Typically, philodendron leaves turn yellow as a result of overwatering, underwatering, pest infestation, nutrient deficiencies, incorrect light conditions, aging, temperature stress, or lack of humidity.
There are reasons why Philodendron’s leaves turn yellow:
Table of Contents
1. Root Rot From Overwatering
Yellow leaves on philodendrons are most likely caused by root rot. If the root rot is severe enough, your plant may eventually die as the yellow leaves from root rot turn to brown ones.
Overwatering causes your philodendron’s roots to become waterlogged and unable to take in the oxygen they require to survive. This results in root rot, which in turn brings on the yellowing and eventual death of the leaves.
Causes Of Overwatering
Watering your plant too frequently won’t always result in overwatering. The potting soil or pot you’re using may occasionally be the source of the issue.

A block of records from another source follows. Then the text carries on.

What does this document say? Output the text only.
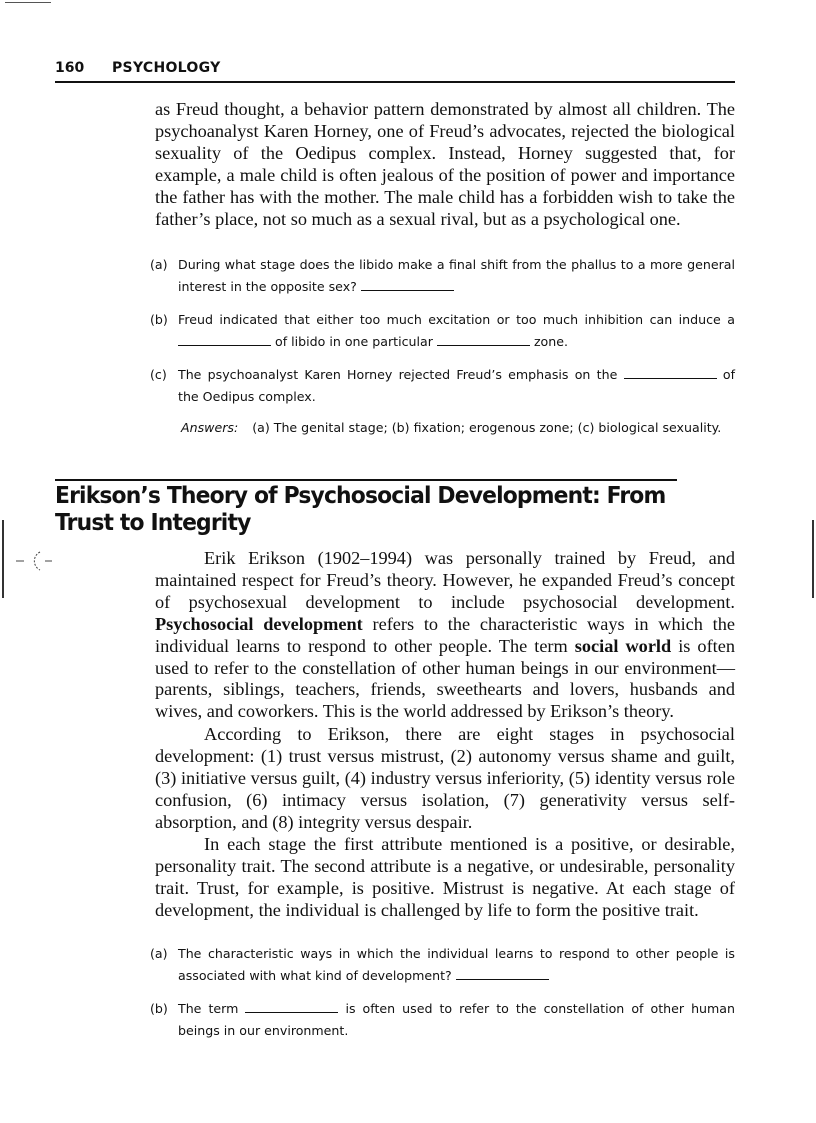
160 PSYCHOLOGY

as Freud thought, a behavior pattern demonstrated by almost all children. The psychoanalyst Karen Horney, one of Freud’s advocates, rejected the biological sexuality of the Oedipus complex. Instead, Horney suggested that, for example, a male child is often jealous of the position of power and importance the father has with the mother. The male child has a forbidden wish to take the father’s place, not so much as a sexual rival, but as a psychological one.

(a) During what stage does the libido make a final shift from the phallus to a more general interest in the opposite sex?
(b) Freud indicated that either too much excitation or too much inhibition can induce a  of libido in one particular	zone.
(c) The psychoanalyst Karen Horney rejected Freud’s emphasis on the	of the Oedipus complex.
Answers: (a) The genital stage; (b) fixation; erogenous zone; (c) biological sexuality.
Erikson’s Theory of Psychosocial Development: From Trust to Integrity

Erik Erikson (1902–1994) was personally trained by Freud, and maintained respect for Freud’s theory. However, he expanded Freud’s concept of psychosexual development to include psychosocial development. Psychosocial development refers to the characteristic ways in which the individual learns to respond to other people. The term social world is often used to refer to the constellation of other human beings in our environment—parents, siblings, teachers, friends, sweethearts and lovers, husbands and wives, and coworkers. This is the world addressed by Erikson’s theory.

According to Erikson, there are eight stages in psychosocial development: (1) trust versus mistrust, (2) autonomy versus shame and guilt, (3) initiative versus guilt, (4) industry versus inferiority, (5) identity versus role confusion, (6) intimacy versus isolation, (7) generativity versus self-absorption, and (8) integrity versus despair.

In each stage the first attribute mentioned is a positive, or desirable, personality trait. The second attribute is a negative, or undesirable, personality trait. Trust, for example, is positive. Mistrust is negative. At each stage of development, the individual is challenged by life to form the positive trait.

(a) The characteristic ways in which the individual learns to respond to other people is associated with what kind of development?
(b) The term	is often used to refer to the constellation of other human beings in our environment.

Let’s go into greater detail about each of these.
Potting Soil Too Compact
Like many tropical plants, philodendron prefers light, draining soil.
Even though you aren’t watering your plant too frequently, compacted potting soil prevents water from draining properly, which can result in overwatering.

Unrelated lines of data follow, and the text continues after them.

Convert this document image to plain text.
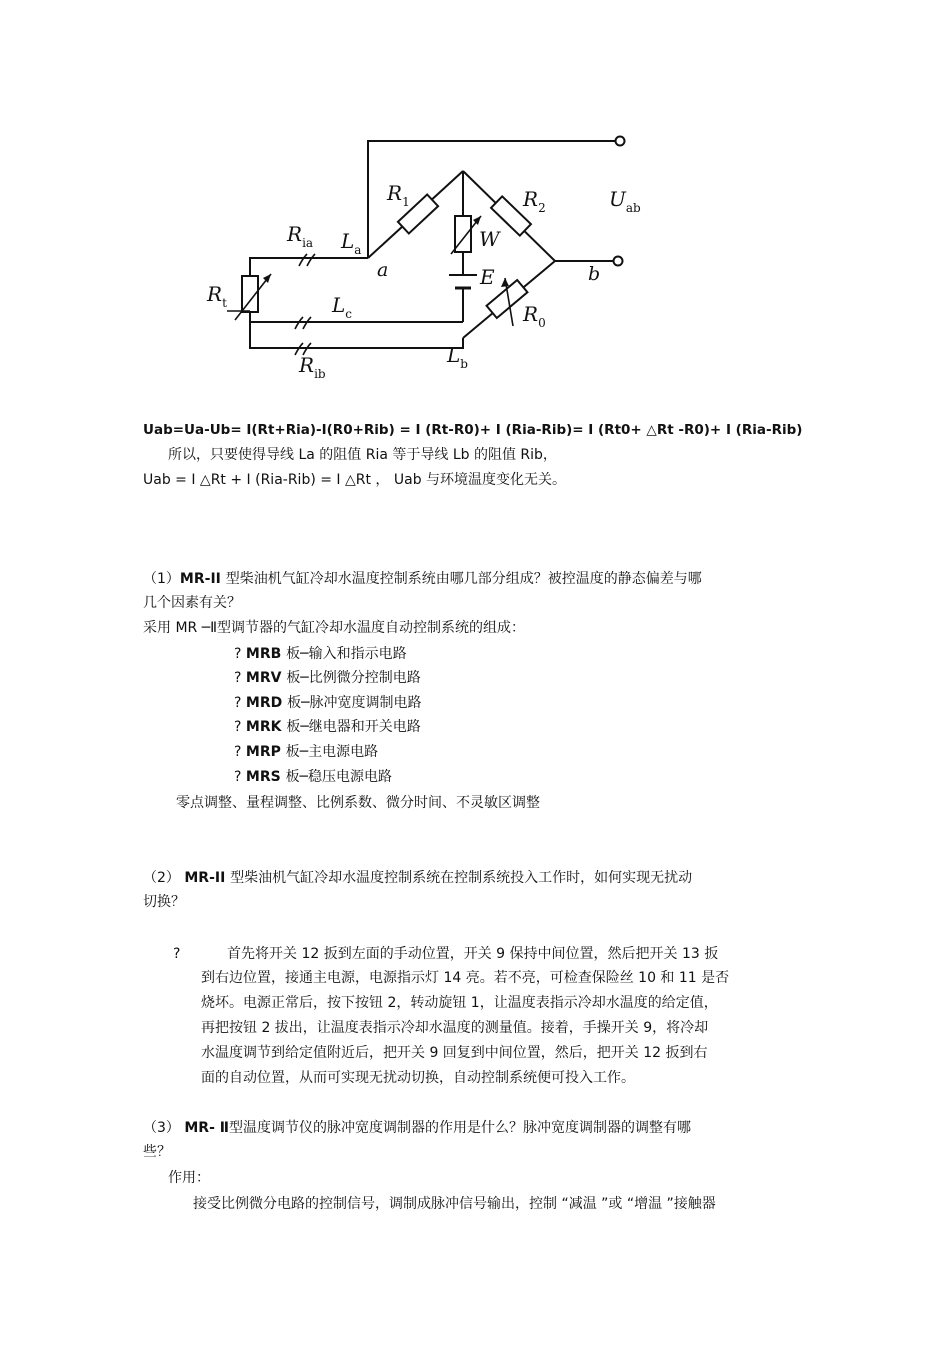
$R_1$	$R_2$	$U_{ab}$
$R_{ia}$ $L_a$	W
a	E	b
$R_t$	$L_c$	$R_0$
$L_b$
$R_{ib}$
Uab=Ua-Ub= I(Rt+Ria)-I(R0+Rib) = I (Rt-R0)+ I (Ria-Rib)= I (Rt0+ △Rt -R0)+ I (Ria-Rib)
所以，只要使得导线 La 的阻值 Ria 等于导线 Lb 的阻值 Rib，
Uab = I △Rt + I (Ria-Rib) = I △Rt ， Uab 与环境温度变化无关。
（1）MR-II 型柴油机气缸冷却水温度控制系统由哪几部分组成？被控温度的静态偏差与哪
几个因素有关？
采用 MR ─Ⅱ型调节器的气缸冷却水温度自动控制系统的组成：
? MRB 板─输入和指示电路
? MRV 板─比例微分控制电路
? MRD 板─脉冲宽度调制电路
? MRK 板─继电器和开关电路
? MRP 板─主电源电路
? MRS 板─稳压电源电路
零点调整、量程调整、比例系数、微分时间、不灵敏区调整
（2） MR-II 型柴油机气缸冷却水温度控制系统在控制系统投入工作时，如何实现无扰动
切换？
?	首先将开关 12 扳到左面的手动位置，开关 9 保持中间位置，然后把开关 13 扳
到右边位置，接通主电源，电源指示灯 14 亮。若不亮，可检查保险丝 10 和 11 是否
烧坏。电源正常后，按下按钮 2，转动旋钮 1，让温度表指示冷却水温度的给定值，
再把按钮 2 拔出，让温度表指示冷却水温度的测量值。接着，手操开关 9，将冷却
水温度调节到给定值附近后，把开关 9 回复到中间位置，然后，把开关 12 扳到右
面的自动位置，从而可实现无扰动切换，自动控制系统便可投入工作。
（3） MR- Ⅱ型温度调节仪的脉冲宽度调制器的作用是什么？脉冲宽度调制器的调整有哪
些？
作用：
接受比例微分电路的控制信号，调制成脉冲信号输出，控制 “减温 ”或 “增温 ”接触器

For anaerobic bacteria and fungi to flourish and eventually cause root rot, the waterlogged soil is the perfect environment.
Use a potting mix made for philodendrons or other tropical plants to avoid this problem. To improve drainage, you can also include some pumice or perlite in your potting mix.

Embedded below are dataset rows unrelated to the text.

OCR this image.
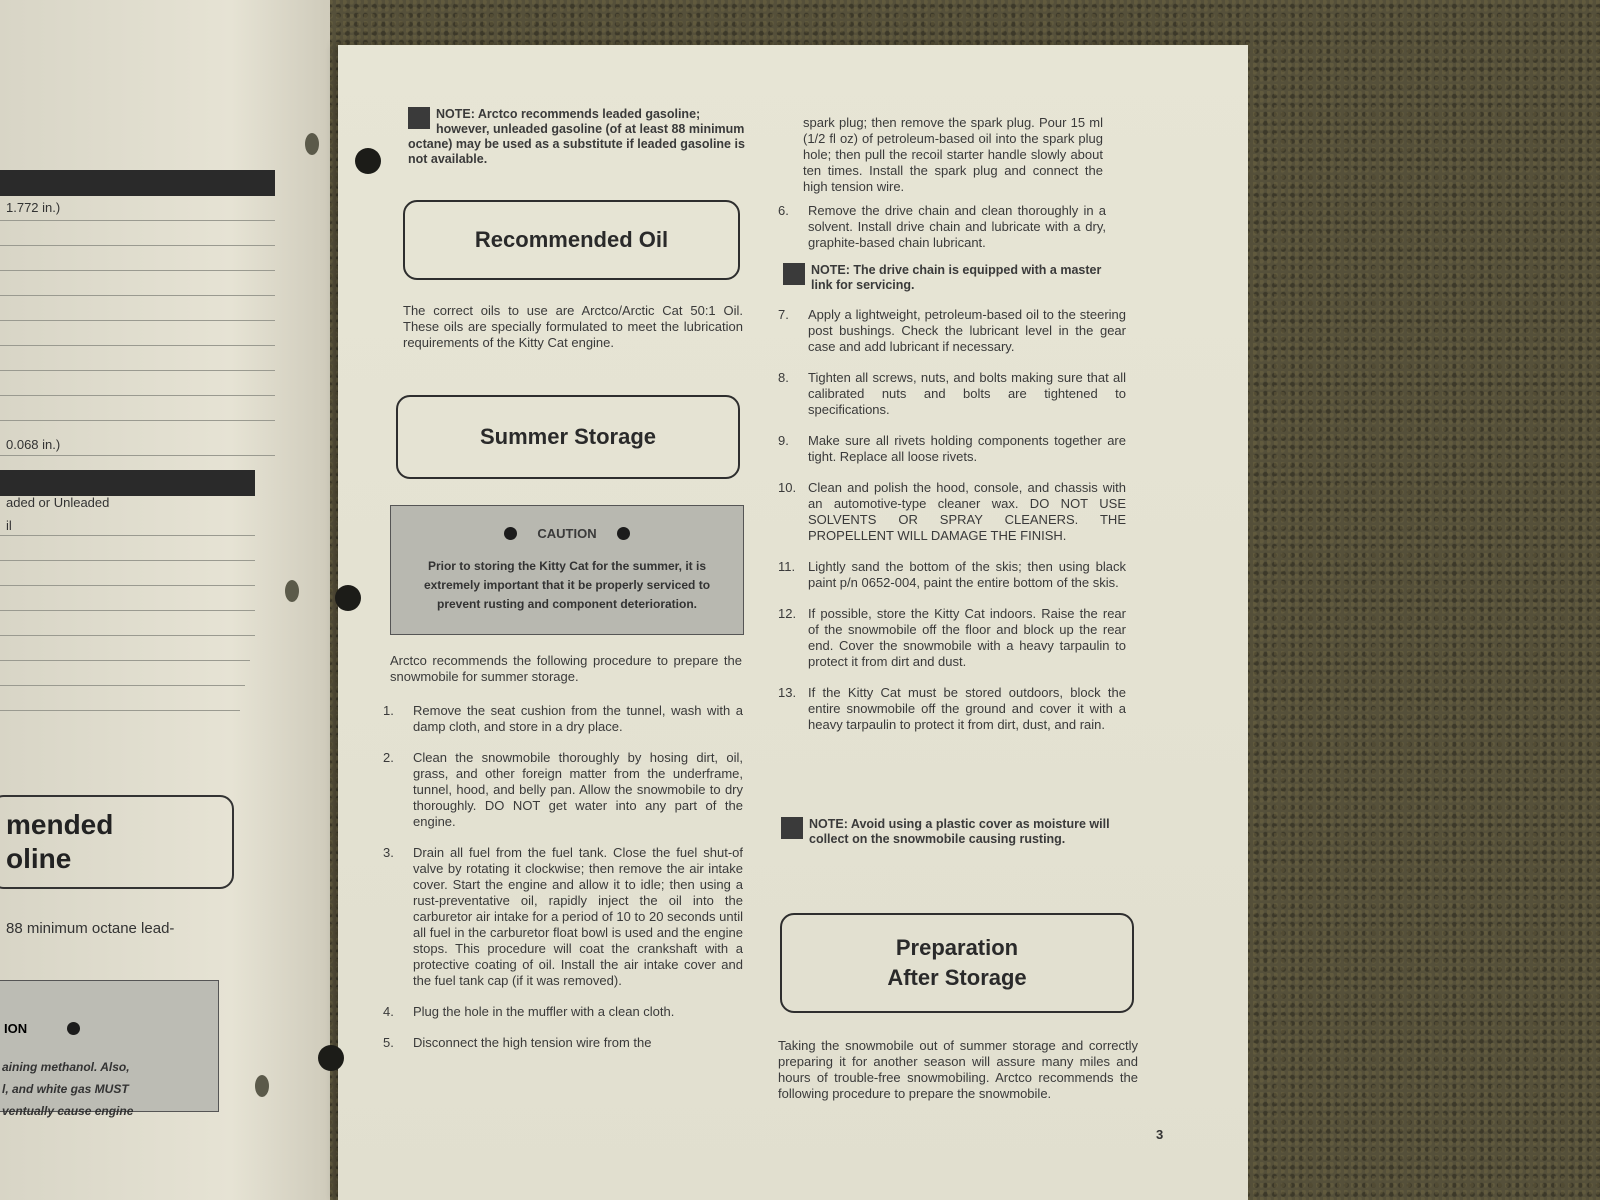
1.772 in.)
0.068 in.)
aded or Unleaded
il
mended
oline
88 minimum octane lead-
ION
aining methanol. Also,
l, and white gas MUST
ventually cause engine
NOTE: Arctco recommends leaded gasoline; however, unleaded gasoline (of at least 88 minimum octane) may be used as a substitute if leaded gasoline is not available.
Recommended Oil
The correct oils to use are Arctco/Arctic Cat 50:1 Oil. These oils are specially formulated to meet the lubrication requirements of the Kitty Cat engine.
Summer Storage
CAUTION
Prior to storing the Kitty Cat for the summer, it is extremely important that it be properly serviced to prevent rusting and component deterioration.
Arctco recommends the following procedure to prepare the snowmobile for summer storage.
1.	Remove the seat cushion from the tunnel, wash with a damp cloth, and store in a dry place.
2.	Clean the snowmobile thoroughly by hosing dirt, oil, grass, and other foreign matter from the underframe, tunnel, hood, and belly pan. Allow the snowmobile to dry thoroughly. DO NOT get water into any part of the engine.
3.	Drain all fuel from the fuel tank. Close the fuel shut-of valve by rotating it clockwise; then remove the air intake cover. Start the engine and allow it to idle; then using a rust-preventative oil, rapidly inject the oil into the carburetor air intake for a period of 10 to 20 seconds until all fuel in the carburetor float bowl is used and the engine stops. This procedure will coat the crankshaft with a protective coating of oil. Install the air intake cover and the fuel tank cap (if it was removed).
4.	Plug the hole in the muffler with a clean cloth.
5.	Disconnect the high tension wire from the
spark plug; then remove the spark plug. Pour 15 ml (1/2 fl oz) of petroleum-based oil into the spark plug hole; then pull the recoil starter handle slowly about ten times. Install the spark plug and connect the high tension wire.
6.	Remove the drive chain and clean thoroughly in a solvent. Install drive chain and lubricate with a dry, graphite-based chain lubricant.
NOTE: The drive chain is equipped with a master link for servicing.
7.	Apply a lightweight, petroleum-based oil to the steering post bushings. Check the lubricant level in the gear case and add lubricant if necessary.
8.	Tighten all screws, nuts, and bolts making sure that all calibrated nuts and bolts are tightened to specifications.
9.	Make sure all rivets holding components together are tight. Replace all loose rivets.
10. Clean and polish the hood, console, and chassis with an automotive-type cleaner wax. DO NOT USE SOLVENTS OR SPRAY CLEANERS. THE PROPELLENT WILL DAMAGE THE FINISH.
11. Lightly sand the bottom of the skis; then using black paint p/n 0652-004, paint the entire bottom of the skis.
12. If possible, store the Kitty Cat indoors. Raise the rear of the snowmobile off the floor and block up the rear end. Cover the snowmobile with a heavy tarpaulin to protect it from dirt and dust.
13. If the Kitty Cat must be stored outdoors, block the entire snowmobile off the ground and cover it with a heavy tarpaulin to protect it from dirt, dust, and rain.
NOTE: Avoid using a plastic cover as moisture will collect on the snowmobile causing rusting.
Preparation
After Storage
Taking the snowmobile out of summer storage and correctly preparing it for another season will assure many miles and hours of trouble-free snowmobiling. Arctco recommends the following procedure to prepare the snowmobile.
3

The roots of your plants won’t be able to reach all sides of the too-large pots that you keep them in.
The portion of the pot that the roots cannot reach will remain wet for a longer time as you water it. The environment here becomes perfect for the development of bacteria and fungi, which can result in root rot.
Make sure the pot you’re using isn’t too big for your plant to avoid this.
If you need to repot your philodendron, choose a pot that’s only one or two inches wider than the diameter of your plant’s root mass
Pot With No Drainage
Your plant may also experience overwatering if you are using a pot without drainage holes.
The water will not properly drain when you water your plant in a pot without drainage holes; it will instead collect at the bottom of the pot. The roots will become wet, which will cause root rot.
Make sure the pot you’re using has drainage holes if you want to avoid this problem. In that case, you can drill some holes on your own.
Overwatering in Winter
The cold temperatures and shorter days of winter cause the majority of plants to go into a state of dormancy. A decrease in the philodendron’s need for water coincides with a slowdown in photosynthesis during this period.
The potting soil stays wetter for longer in the cooler months than it would in the summer because water doesn’t evaporate from the soil as quickly in the cold weather.
It’s best to water your philodendron deeply and make sure the water drains out during the winter. Then, wait until the soil has completely dried out before watering it once more. This should take about two weeks.
At the start and end of the winter, you’ll need to water more. You will still need to modify the watering schedule as the seasons change to account for the shifts in temperature and lighting.
How To Treat Root Rot From Overwatering
If you believe that the yellowing leaves on your philodendron are the result of root rot, you should act right away because root rot is difficult for a plant to recover from.
First, remove the philodendron from the pot it came in and shake off all the soil. The potting soil is too wet to be reused, so there is no point in keeping it.
Cleaning the roots will make them visible.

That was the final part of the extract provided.